Artist Gunter Demnig lays Stolpersteine, small brass plaques that commemorate victims of the Nazis, in Cologne in 2015 (photo credit: KARIN RICHERT)
Artist Gunter Demnig lays Stolpersteine, small brass plaques that commemorate victims of the Nazis, in Cologne in 2015
(photo credit: KARIN RICHERT)
A stolperstein (“stumbling block” in German) commemorating a Holocaust victim was defaced in Rome, the Italian daily Corriere della Sera reported on Thursday.
The stolpersteine are memorial engraved brass stones placed in front of Holocaust victims’ former residences. The art project was created in 1992 by German artist Gunter Demnig. Each stone features the name, year of birth, date of arrest and fate of the person honored. There are currently about 70,000 stones in 21 countries in Europe.
Two hundred and eighty-eight stolpersteine can be found in Rome. In the night between Monday and Tuesday, someone placed a black sticker on a stone located in the city center, just meters away from Portico D’Ottavia, the heart of the ancient Jewish Ghetto. The sticker was cut to perfectly fit the stone and read a message in German: “The murderer always returns to the scene of the crime.”
According to the Corriere della Sera, the Italian authorities are investigating the incident.
“This is not vandalism, this is a provocation,” the Chief Rabbi of Rome Riccardo Di Segni told the Italian daily. “I am thinking of the place chosen by these people to do what they did: Via della Reginella [ the street where the stone was defaced] is not any street, it was a key site for the deportation of the Jews of Rome.”

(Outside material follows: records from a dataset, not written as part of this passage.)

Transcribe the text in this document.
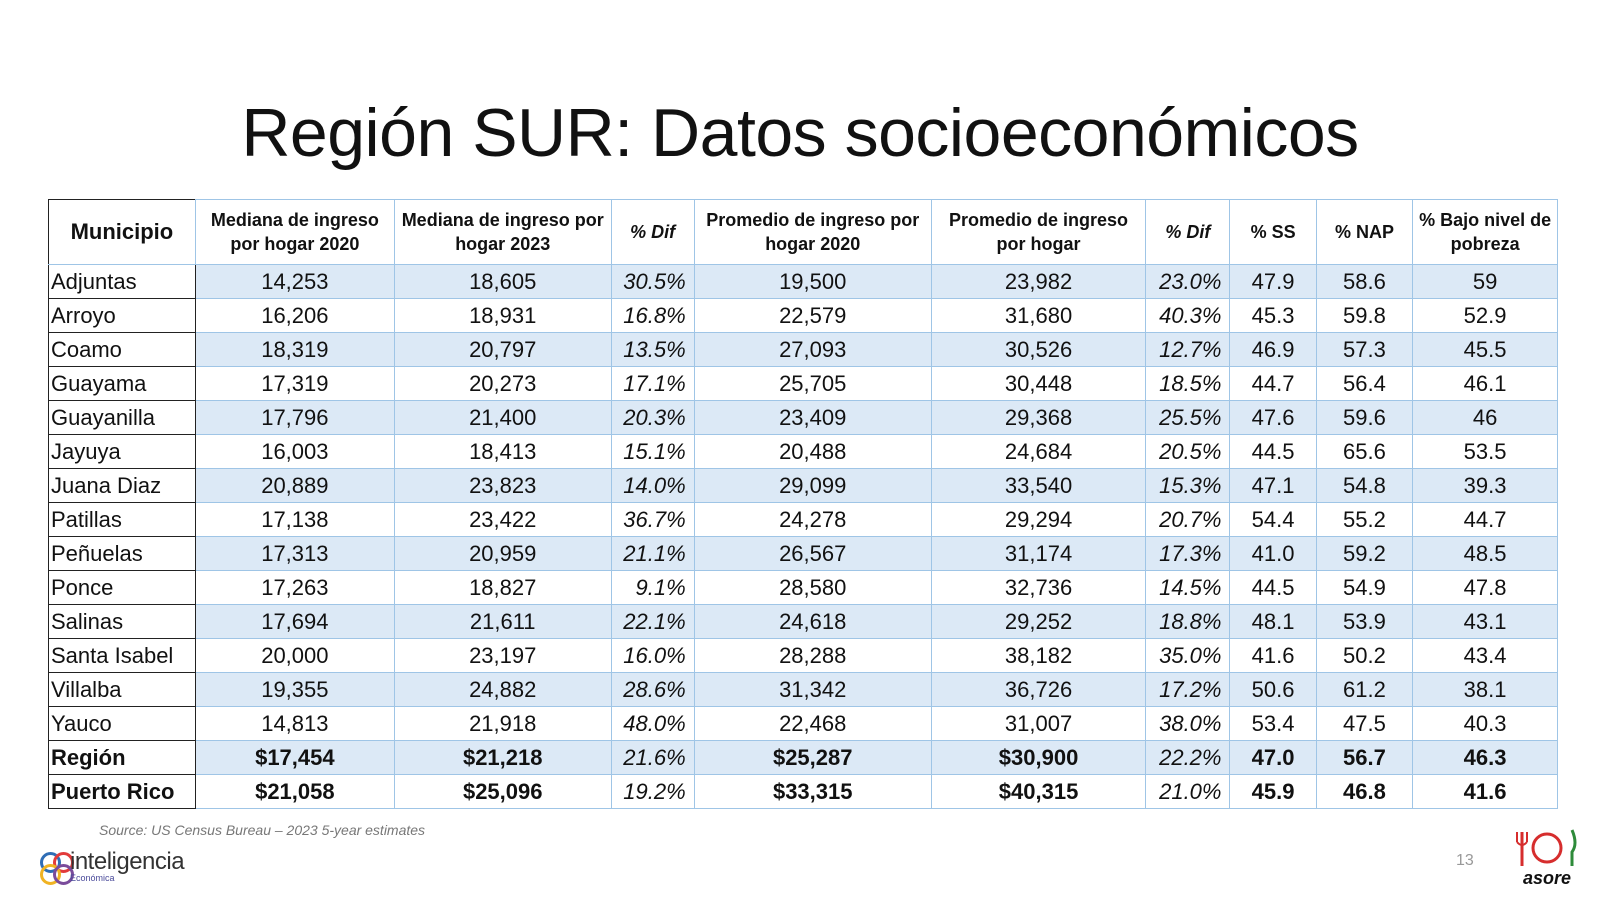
Región SUR: Datos socioeconómicos
Municipio	Mediana de ingreso por hogar 2020	Mediana de ingreso por hogar 2023	% Dif	Promedio de ingreso por hogar 2020	Promedio de ingreso por hogar	% Dif	% SS	% NAP	% Bajo nivel de pobreza
Adjuntas	14,253	18,605	30.5%	19,500	23,982	23.0%	47.9	58.6	59
Arroyo	16,206	18,931	16.8%	22,579	31,680	40.3%	45.3	59.8	52.9
Coamo	18,319	20,797	13.5%	27,093	30,526	12.7%	46.9	57.3	45.5
Guayama	17,319	20,273	17.1%	25,705	30,448	18.5%	44.7	56.4	46.1
Guayanilla	17,796	21,400	20.3%	23,409	29,368	25.5%	47.6	59.6	46
Jayuya	16,003	18,413	15.1%	20,488	24,684	20.5%	44.5	65.6	53.5
Juana Diaz	20,889	23,823	14.0%	29,099	33,540	15.3%	47.1	54.8	39.3
Patillas	17,138	23,422	36.7%	24,278	29,294	20.7%	54.4	55.2	44.7
Peñuelas	17,313	20,959	21.1%	26,567	31,174	17.3%	41.0	59.2	48.5
Ponce	17,263	18,827	9.1%	28,580	32,736	14.5%	44.5	54.9	47.8
Salinas	17,694	21,611	22.1%	24,618	29,252	18.8%	48.1	53.9	43.1
Santa Isabel	20,000	23,197	16.0%	28,288	38,182	35.0%	41.6	50.2	43.4
Villalba	19,355	24,882	28.6%	31,342	36,726	17.2%	50.6	61.2	38.1
Yauco	14,813	21,918	48.0%	22,468	31,007	38.0%	53.4	47.5	40.3
Región	$17,454	$21,218	21.6%	$25,287	$30,900	22.2%	47.0	56.7	46.3
Puerto Rico	$21,058	$25,096	19.2%	$33,315	$40,315	21.0%	45.9	46.8	41.6
Source: US Census Bureau – 2023 5-year estimates
inteligencia
Económica
13
asore
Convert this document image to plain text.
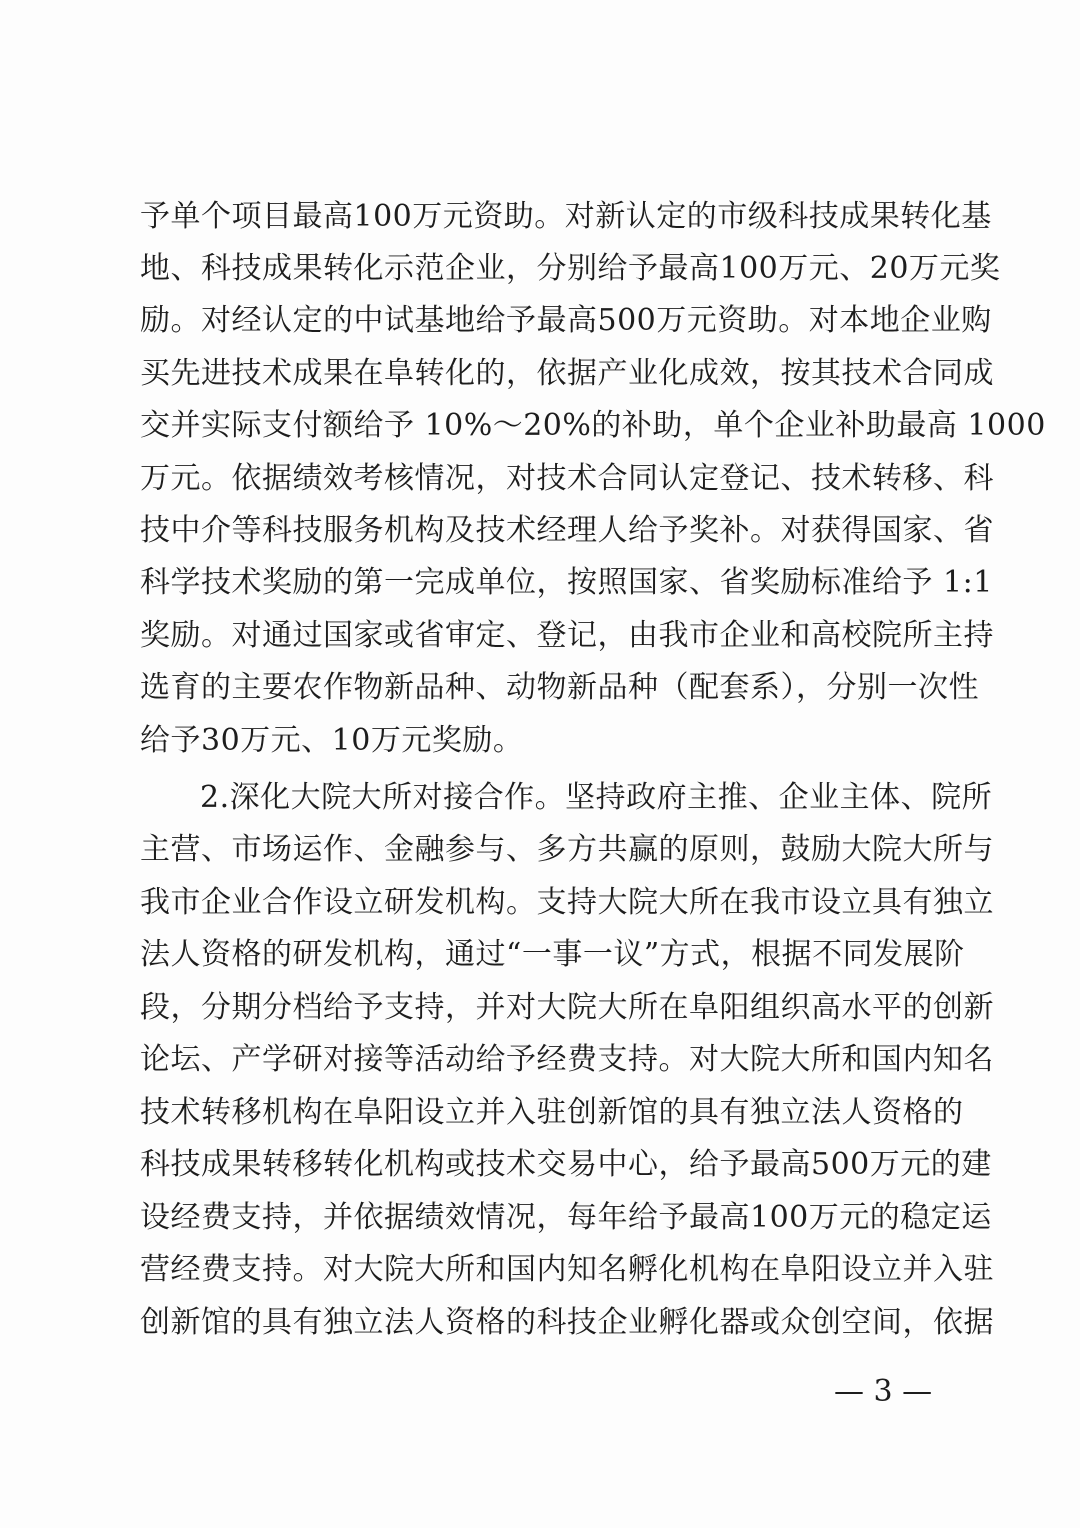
予单个项目最高100万元资助。对新认定的市级科技成果转化基
地、科技成果转化示范企业，分别给予最高100万元、20万元奖
励。对经认定的中试基地给予最高500万元资助。对本地企业购
买先进技术成果在阜转化的，依据产业化成效，按其技术合同成
交并实际支付额给予 10%～20%的补助，单个企业补助最高 1000
万元。依据绩效考核情况，对技术合同认定登记、技术转移、科
技中介等科技服务机构及技术经理人给予奖补。对获得国家、省
科学技术奖励的第一完成单位，按照国家、省奖励标准给予 1:1
奖励。对通过国家或省审定、登记，由我市企业和高校院所主持
选育的主要农作物新品种、动物新品种（配套系），分别一次性
给予30万元、10万元奖励。
2.深化大院大所对接合作。坚持政府主推、企业主体、院所
主营、市场运作、金融参与、多方共赢的原则，鼓励大院大所与
我市企业合作设立研发机构。支持大院大所在我市设立具有独立
法人资格的研发机构，通过“一事一议”方式，根据不同发展阶
段，分期分档给予支持，并对大院大所在阜阳组织高水平的创新
论坛、产学研对接等活动给予经费支持。对大院大所和国内知名
技术转移机构在阜阳设立并入驻创新馆的具有独立法人资格的
科技成果转移转化机构或技术交易中心，给予最高500万元的建
设经费支持，并依据绩效情况，每年给予最高100万元的稳定运
营经费支持。对大院大所和国内知名孵化机构在阜阳设立并入驻
创新馆的具有独立法人资格的科技企业孵化器或众创空间，依据
— 3 —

Other memorial stones in the city were already targeted in the past: among others, 20 stolpersteine in the Monti neighborhood were stolen in December 2018.
In a separate incident reported by the Italian press on Thursday, numerous swastikas and Celtic crosses graffiti appeared around the town of Fiumicino, which belongs to the metropolitan city of Rome.
Many of the graffiti defaced the leaflets displaying poetry that a group of anonymous local young had plastered to cover swastikas and other hate symbol graffiti in Fiumicino earlier this week.  
Rabbi Di Segni told the Corriere della Sera that he would address the Jewish Community of Rome on Thursday night at an event to mark the Hebrew date anniversary of the victory over the Nazi-Fascists in World War Two.
“I will tell them that the fight is not over,” he added.